As As I read and re-read the results of our recent McQuaig Global Talent Recruitment Survey, new insights and questions keep popping up. This week I was looking at what the responses from 450 HR professionals said about why new hires don’t work out. Some really interesting things came into focus regarding corporate culture and whether or not it matters. I want to share my thoughts and I’d love to hear what you think.
First, here are the numbers: In a weighted average, our survey showed that HR professionals think about 12% of new hires don’t complete their first year with a company. On the extreme end of the scale, 12% of those respondents said that they think that 1/3 or more don’t make it to their first anniversary.
Of course, then you start to wonder why are all these new hires that you worked so hard to recruit, not sticking around?
We asked about that, too. As you can see by the chart the overwhelming majority (58%) said it was because of an “attitude/personality not suited to the role.” The next biggest reason was lack of skills, way down at 22% and it dropped off a cliff after that.
I’m sure you’ve heard a version of the saying “hire for skills and fire for attitude.” I know I’ve heard about a dozen variations of that over the years, and it seems to bear out.
When you look at the results of this question you also see “other” accounting for 10% of responses. I looked into what those other reasons were, and almost half of those were related to a lack of fit with corporate culture.
That jumped out at me because elsewhere in the survey, 65% of respondents told us they have a hard time finding a cultural fit when recruiting. That’s a 14% increase over that same result in 2014. Now we’re getting to a piece that really makes me wonder and worry.
The survey results made it pretty clear that we’re either in, or heading into, a tight talent market. This is backed up by reports from the Conference Board and others. Here’s why I think it’s important to connect these results, and the danger they hint at.
I think – and this is my opinion, so let me know if you disagree – that fit with corporate culture is likely to be thrown over if it comes up against finding the right skills. Despite all the catch phrases and studies that suggest character, cultural fit, and personality are more important than skills because skills can be taught, most HR people I speak to admit that their hiring managers more often pick skills over fit if they can’t get both.
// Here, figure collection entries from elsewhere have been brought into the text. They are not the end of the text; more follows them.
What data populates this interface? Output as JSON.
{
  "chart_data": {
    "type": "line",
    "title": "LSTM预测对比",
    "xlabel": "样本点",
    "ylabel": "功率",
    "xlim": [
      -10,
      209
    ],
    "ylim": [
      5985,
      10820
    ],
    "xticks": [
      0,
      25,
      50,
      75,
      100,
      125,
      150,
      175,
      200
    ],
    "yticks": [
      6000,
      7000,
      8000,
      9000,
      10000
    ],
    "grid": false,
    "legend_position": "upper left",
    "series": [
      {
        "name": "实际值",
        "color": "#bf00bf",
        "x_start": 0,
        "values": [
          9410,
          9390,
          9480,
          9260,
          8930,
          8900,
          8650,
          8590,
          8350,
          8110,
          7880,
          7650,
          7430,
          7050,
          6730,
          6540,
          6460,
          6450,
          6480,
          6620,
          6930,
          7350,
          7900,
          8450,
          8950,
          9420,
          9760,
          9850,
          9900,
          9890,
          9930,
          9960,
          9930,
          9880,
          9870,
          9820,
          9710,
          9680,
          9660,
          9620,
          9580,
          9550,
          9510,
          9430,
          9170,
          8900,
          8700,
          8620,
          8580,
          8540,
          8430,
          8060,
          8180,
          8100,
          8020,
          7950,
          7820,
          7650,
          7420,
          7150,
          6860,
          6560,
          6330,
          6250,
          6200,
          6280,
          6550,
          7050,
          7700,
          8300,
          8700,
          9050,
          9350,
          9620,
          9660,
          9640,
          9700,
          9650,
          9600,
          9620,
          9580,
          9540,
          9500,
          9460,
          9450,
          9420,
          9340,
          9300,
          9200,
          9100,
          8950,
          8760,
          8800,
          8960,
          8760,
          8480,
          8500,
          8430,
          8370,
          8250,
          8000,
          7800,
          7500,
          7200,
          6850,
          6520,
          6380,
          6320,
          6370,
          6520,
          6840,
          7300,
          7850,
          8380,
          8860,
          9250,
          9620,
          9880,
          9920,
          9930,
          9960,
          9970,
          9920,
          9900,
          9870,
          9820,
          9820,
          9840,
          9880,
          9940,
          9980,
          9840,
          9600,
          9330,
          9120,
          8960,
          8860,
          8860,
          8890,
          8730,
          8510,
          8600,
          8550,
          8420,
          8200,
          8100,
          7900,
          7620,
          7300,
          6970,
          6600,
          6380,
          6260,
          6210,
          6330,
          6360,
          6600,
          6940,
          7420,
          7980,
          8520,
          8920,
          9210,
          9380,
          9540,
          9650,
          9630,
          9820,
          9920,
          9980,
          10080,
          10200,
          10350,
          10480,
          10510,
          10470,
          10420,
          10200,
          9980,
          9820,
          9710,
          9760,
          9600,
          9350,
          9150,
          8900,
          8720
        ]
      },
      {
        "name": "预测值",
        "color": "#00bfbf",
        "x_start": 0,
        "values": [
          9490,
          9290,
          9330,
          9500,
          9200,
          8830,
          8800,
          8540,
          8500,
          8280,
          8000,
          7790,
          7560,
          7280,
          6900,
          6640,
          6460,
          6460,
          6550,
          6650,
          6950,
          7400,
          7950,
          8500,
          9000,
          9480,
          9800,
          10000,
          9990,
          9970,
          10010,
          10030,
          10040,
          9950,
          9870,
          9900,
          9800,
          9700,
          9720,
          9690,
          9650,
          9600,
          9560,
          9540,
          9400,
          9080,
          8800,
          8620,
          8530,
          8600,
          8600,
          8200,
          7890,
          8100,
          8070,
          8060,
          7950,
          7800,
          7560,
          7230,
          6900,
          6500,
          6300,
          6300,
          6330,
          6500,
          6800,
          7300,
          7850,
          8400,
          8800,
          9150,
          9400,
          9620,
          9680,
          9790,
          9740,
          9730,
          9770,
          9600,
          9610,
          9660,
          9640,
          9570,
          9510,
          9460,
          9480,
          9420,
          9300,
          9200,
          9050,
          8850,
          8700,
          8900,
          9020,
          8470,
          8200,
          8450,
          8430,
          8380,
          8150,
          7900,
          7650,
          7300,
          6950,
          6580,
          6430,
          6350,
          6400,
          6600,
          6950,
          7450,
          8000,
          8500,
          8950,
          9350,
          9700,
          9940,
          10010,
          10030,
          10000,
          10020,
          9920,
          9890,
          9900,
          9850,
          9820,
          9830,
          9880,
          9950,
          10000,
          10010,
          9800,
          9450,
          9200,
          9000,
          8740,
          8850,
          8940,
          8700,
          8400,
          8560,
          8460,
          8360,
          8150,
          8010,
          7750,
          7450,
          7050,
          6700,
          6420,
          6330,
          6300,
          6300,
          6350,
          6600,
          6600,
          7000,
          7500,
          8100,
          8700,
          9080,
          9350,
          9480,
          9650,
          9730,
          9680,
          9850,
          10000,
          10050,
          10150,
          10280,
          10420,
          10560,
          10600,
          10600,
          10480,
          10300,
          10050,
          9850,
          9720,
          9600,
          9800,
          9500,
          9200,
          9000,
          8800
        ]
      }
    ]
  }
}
If we’re in a tightening labor market and companies are struggling to hire, corporate culture could end up de-prioritized in the hunt to win the war for talent.
That could be short-sighted, though. Remember that personality/attitude was the run-away leader in terms of the reason new hires don’t work out. Cultural fit ended up accounting for about 5% on write-in responses. Those instances where new hires who fail due to personality conflict or attitude problems may be developing because they were a poor cultural fit.
It will be interesting to watch and see what happens as this talent crunch evolves. What do you think? Will organizations discard cultural fit during the talent shortage? And what does that mean for the future of organizations? Please share your thoughts.